New Zealanders can expect more above average temperatures for summer across the country, according to Niwa's outlook.
It kicks off with a windy start, as December is forecast to be blustery, particularly for the Western parts of the South Island which could get stormy.
Niwa meteorologist Ben Noll said while everyone would get rain, it would be spread across the season.
Except for the West Coast where rain will hit early in the season, which could lead to flooding in parts.
But overall, normal rainfall levels are predicted.
Mr Noll said there would be plenty of sunshine to go around.
"I'd say early summer weather will be driest and best in the North Island but the late summer could turn drier in the South Island,"
Holiday-makers could also rejoice with heatwaves set to become a regular occurrence around the country through November and December, he said.
"Heatwaves will be probably coming through semi-regularly as we go through the month of December.
"Certainly some warm conditions if you're living in the east of both islands.
"We've seen record or near-record temperatures, dozens of them as we went through November ... we could be dealing with more of that as we go through the rest of the summer season."
But it's marine heatwaves that are pushing up the temperatures.
He said the hot weather was due to the warming ocean around New Zealand.
"Our ocean temperatures are warming up, and the last couple of years we've had marine heatwaves in our coastal waters.
"We are watching very closely here late November, early December ... it looks like they're warming up once again and that can be a driver of warmer than average air temperatures as we go through the summer season," Mr Noll said.
Climate change was definitely part of the conversation, he said.
"We live in a warming world.

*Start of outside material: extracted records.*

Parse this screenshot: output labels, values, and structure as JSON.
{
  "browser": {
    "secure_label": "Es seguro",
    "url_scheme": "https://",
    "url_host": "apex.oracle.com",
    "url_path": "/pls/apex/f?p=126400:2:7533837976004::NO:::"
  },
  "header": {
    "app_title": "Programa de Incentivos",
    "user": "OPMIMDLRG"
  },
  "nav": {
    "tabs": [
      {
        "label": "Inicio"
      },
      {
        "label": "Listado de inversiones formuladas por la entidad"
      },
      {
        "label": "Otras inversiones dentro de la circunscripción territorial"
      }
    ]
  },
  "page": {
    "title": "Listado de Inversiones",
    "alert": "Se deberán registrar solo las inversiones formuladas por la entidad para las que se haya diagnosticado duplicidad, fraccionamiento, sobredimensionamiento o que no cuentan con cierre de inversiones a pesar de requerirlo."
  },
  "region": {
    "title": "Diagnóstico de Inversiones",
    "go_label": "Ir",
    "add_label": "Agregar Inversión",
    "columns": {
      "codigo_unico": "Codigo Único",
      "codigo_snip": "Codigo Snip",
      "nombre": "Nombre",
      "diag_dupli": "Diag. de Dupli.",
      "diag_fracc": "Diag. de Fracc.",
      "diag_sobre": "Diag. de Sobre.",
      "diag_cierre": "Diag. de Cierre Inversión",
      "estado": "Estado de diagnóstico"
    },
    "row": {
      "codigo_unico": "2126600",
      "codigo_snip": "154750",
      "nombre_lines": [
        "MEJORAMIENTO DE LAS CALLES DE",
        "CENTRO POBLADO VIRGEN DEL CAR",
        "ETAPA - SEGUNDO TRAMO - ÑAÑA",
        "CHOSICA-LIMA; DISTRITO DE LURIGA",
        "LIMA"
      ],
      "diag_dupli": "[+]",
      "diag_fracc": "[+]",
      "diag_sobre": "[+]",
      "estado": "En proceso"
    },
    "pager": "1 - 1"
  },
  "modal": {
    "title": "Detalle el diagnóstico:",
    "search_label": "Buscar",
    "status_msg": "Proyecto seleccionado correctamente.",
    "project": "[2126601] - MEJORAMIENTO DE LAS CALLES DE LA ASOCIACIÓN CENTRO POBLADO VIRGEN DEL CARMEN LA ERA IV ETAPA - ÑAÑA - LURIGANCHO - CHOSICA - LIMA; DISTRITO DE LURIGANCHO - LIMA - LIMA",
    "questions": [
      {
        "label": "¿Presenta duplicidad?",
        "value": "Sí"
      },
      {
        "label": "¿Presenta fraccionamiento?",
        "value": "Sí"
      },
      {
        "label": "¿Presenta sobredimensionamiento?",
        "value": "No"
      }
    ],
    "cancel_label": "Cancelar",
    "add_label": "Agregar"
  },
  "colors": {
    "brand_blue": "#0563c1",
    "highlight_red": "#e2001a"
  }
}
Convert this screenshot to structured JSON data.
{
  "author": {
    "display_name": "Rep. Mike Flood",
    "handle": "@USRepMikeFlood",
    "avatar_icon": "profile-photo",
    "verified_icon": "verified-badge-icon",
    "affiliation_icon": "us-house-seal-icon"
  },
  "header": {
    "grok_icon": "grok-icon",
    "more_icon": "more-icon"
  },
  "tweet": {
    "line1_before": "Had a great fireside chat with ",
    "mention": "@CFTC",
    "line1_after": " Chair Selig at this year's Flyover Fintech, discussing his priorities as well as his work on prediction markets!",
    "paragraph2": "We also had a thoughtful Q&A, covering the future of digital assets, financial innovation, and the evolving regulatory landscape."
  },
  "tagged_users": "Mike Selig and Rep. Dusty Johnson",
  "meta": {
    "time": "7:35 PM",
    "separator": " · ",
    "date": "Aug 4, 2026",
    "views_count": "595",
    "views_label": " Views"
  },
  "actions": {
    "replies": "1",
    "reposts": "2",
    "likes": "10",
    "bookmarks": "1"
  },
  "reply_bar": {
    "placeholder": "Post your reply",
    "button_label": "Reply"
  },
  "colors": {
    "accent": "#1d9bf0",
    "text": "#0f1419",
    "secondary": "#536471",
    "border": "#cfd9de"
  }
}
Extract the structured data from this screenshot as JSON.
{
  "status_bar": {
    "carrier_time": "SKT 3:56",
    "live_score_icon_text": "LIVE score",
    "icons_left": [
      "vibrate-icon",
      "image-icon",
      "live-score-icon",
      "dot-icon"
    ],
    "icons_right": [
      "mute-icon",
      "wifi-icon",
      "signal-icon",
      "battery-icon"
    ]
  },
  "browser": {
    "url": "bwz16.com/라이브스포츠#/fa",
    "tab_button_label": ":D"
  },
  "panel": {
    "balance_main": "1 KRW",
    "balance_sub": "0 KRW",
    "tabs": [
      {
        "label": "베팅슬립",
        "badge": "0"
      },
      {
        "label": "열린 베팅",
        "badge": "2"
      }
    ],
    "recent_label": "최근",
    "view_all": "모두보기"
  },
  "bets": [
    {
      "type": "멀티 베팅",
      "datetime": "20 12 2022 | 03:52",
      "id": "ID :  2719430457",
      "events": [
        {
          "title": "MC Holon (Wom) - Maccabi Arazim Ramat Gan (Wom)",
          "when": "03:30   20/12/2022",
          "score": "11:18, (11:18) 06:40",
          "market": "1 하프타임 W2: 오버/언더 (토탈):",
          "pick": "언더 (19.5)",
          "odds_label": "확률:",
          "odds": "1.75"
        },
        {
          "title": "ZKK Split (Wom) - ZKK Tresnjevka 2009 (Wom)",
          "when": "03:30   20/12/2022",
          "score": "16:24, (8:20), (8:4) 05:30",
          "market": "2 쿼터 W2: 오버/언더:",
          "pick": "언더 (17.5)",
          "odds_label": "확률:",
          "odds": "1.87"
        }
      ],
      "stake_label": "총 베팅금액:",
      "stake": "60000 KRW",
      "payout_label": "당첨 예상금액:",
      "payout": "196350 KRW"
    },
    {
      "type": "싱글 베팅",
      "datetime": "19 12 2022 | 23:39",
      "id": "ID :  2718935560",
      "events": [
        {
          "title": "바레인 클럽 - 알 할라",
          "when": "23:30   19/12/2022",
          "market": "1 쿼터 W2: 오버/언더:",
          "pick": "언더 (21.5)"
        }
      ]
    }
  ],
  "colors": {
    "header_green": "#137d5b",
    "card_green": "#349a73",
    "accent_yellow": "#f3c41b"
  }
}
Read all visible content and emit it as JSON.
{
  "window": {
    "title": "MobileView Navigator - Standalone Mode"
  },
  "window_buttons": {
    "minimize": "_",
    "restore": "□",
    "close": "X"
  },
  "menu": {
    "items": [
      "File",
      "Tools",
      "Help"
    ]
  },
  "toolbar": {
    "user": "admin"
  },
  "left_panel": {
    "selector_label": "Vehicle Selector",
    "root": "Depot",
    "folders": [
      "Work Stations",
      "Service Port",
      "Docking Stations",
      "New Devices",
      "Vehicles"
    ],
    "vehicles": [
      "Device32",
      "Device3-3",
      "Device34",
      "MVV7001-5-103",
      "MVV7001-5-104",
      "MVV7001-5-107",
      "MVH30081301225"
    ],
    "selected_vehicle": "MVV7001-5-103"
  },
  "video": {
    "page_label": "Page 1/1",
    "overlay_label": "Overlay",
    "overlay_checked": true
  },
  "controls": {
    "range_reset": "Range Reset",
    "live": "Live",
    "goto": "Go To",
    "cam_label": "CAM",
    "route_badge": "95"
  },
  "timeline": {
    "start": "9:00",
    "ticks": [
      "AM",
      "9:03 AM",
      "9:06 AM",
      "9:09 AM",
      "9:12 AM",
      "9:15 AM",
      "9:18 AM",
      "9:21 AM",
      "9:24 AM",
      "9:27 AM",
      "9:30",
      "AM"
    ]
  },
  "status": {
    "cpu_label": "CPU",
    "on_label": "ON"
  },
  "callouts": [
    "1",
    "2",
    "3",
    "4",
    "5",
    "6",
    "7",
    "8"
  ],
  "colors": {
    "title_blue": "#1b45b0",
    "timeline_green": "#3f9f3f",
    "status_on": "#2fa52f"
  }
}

So these temperature extremes, they become more likely, the warmer our temperatures get.
"So those 30 degree days or 35 degree days certainly will be with us as we go through the summer season and they're made more likely when we have warm oceans that are surrounding New Zealand."
Farmers across the eastern North Island who are suffering from the dry spells will have to wait a little longer.
He said the Hawke's Bay, Wairarapa through to the Bay of Plenty, Waikato, Auckland and Northland were already very dry.
"It looks like December is going to be quite dry in the eastern North Island so those places that already are dry can experience drier conditions yet as we go through December."
But Auckland, Northland and Waikato might get some relief early.
"There could be some rainfall events as we go through the first week of the summer season, that would be beneficial rainfall."
Napier has started water restrictions, which is a little early in the season - but more places could soon follow suit.
"New Zealand, especially some parts of the North Island, are running rainfall deficit as compared to normal year to date. So 2019 started off in a very dry fashion for large parts of the North Island," Mr Noll said.
"Places certainly [where there have] been running rainfall deficits will need to keep a close eye on their water usage as we go through December, because some areas expect that dryness to continue."